We live in a youth obsessed culture where old people are spurned.

Thus the constant quest for maintaining youth at all cost...

 On April 2, 1513, Spanish explorer Juan Ponce de León and his crew became the first recorded Europeans to set eyes on Florida. 


Legend holds that they made this discovery while searching for the Fountain of Youth, a magical water source supposedly capable of reversing the aging process and curing sickness.

 A closer look, however, reveals that the fountain likely provided little to no motivation for their voyage.

 In fact, no surviving documents from the time, including letters from Ponce de León himself, ever mention such a fountain.

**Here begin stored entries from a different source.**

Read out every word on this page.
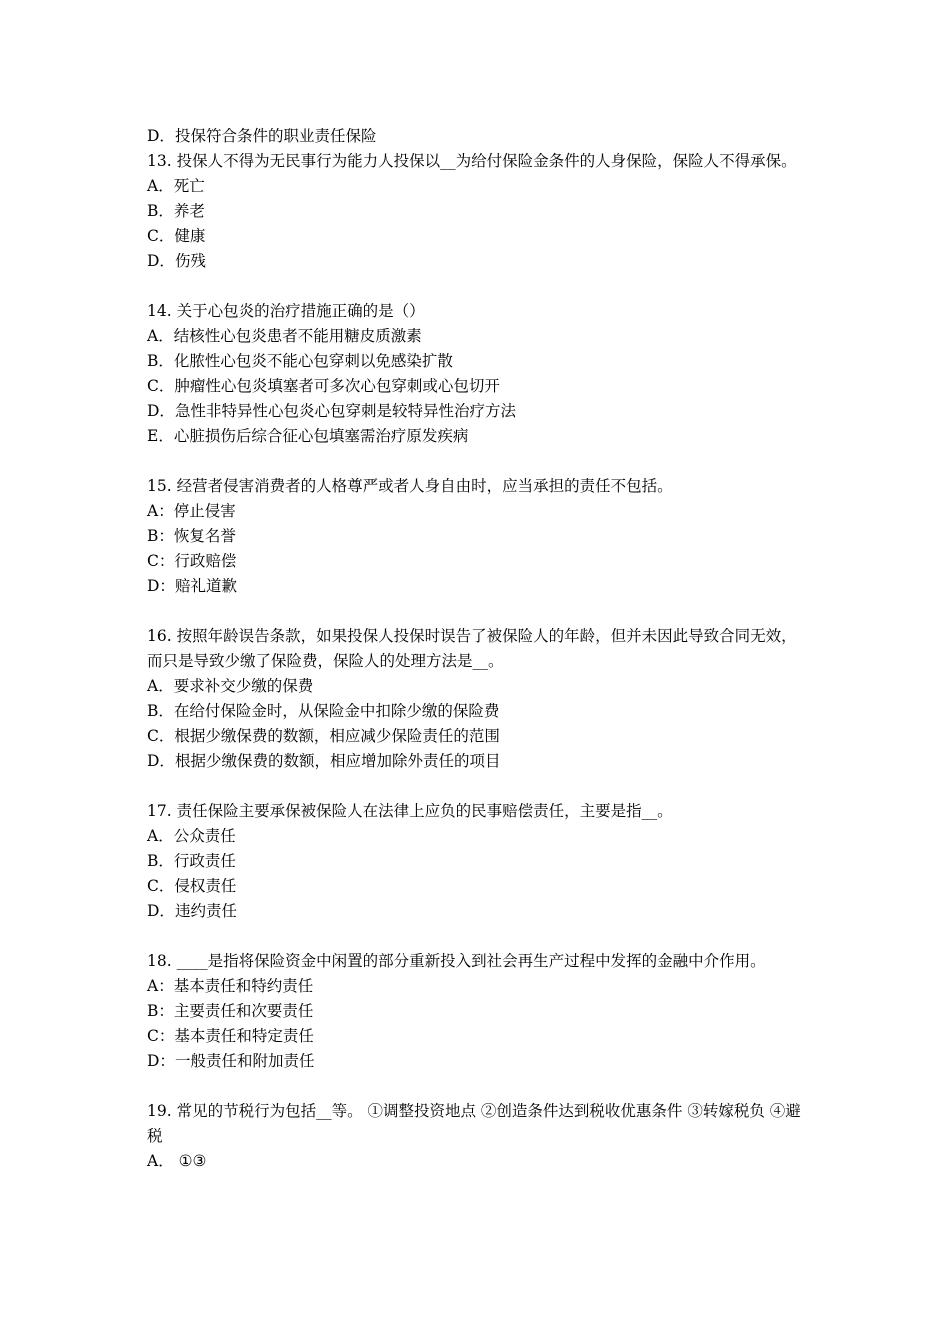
D．投保符合条件的职业责任保险

13. 投保人不得为无民事行为能力人投保以__为给付保险金条件的人身保险，保险人不得承保。

A．死亡
B．养老
C．健康
D．伤残

14. 关于心包炎的治疗措施正确的是（）

A．结核性心包炎患者不能用糖皮质激素
B．化脓性心包炎不能心包穿刺以免感染扩散
C．肿瘤性心包炎填塞者可多次心包穿刺或心包切开
D．急性非特异性心包炎心包穿刺是较特异性治疗方法
E．心脏损伤后综合征心包填塞需治疗原发疾病

15. 经营者侵害消费者的人格尊严或者人身自由时，应当承担的责任不包括。

A：停止侵害
B：恢复名誉
C：行政赔偿
D：赔礼道歉

16. 按照年龄误告条款，如果投保人投保时误告了被保险人的年龄，但并未因此导致合同无效，而只是导致少缴了保险费，保险人的处理方法是__。

A．要求补交少缴的保费
B．在给付保险金时，从保险金中扣除少缴的保险费
C．根据少缴保费的数额，相应减少保险责任的范围
D．根据少缴保费的数额，相应增加除外责任的项目

17. 责任保险主要承保被保险人在法律上应负的民事赔偿责任，主要是指__。

A．公众责任
B．行政责任
C．侵权责任
D．违约责任

18. ____是指将保险资金中闲置的部分重新投入到社会再生产过程中发挥的金融中介作用。

A：基本责任和特约责任
B：主要责任和次要责任
C：基本责任和特定责任
D：一般责任和附加责任

19. 常见的节税行为包括__等。 ①调整投资地点 ②创造条件达到税收优惠条件 ③转嫁税负 ④避税

A． ①③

 Only later did Spanish and U.S. writers connect the two, thereby turning Ponce de León into a poster boy for gullibility.

News that researchers at the Salk Institute have found that an experimental drug candidate aimed at combating Alzheimer's disease has a host of unexpected anti-aging effects in animals.

Says the article: The Salk team expanded upon their previous development of a drug candidate, called J147, which takes a different tack by targeting Alzheimer's major risk factor–old age. 

In the new work, the team showed that the drug candidate worked well in a mouse model of aging not typically used in Alzheimer's research.

 When these mice were treated with J147, they had better memory and cognition, healthier blood vessels in the brain and other improved physiological features.

"Initially, the impetus was to test this drug in a novel animal model that was more similar to 99 percent of Alzheimer's cases," says Antonio Currais, the lead author and a member of Professor David Schubert's Cellular Neurobiology Laboratory at Salk. 


"We did not predict we'd see this sort of anti-aging effect, but J147 made old mice look like they were young, based upon a number of physiological parameters."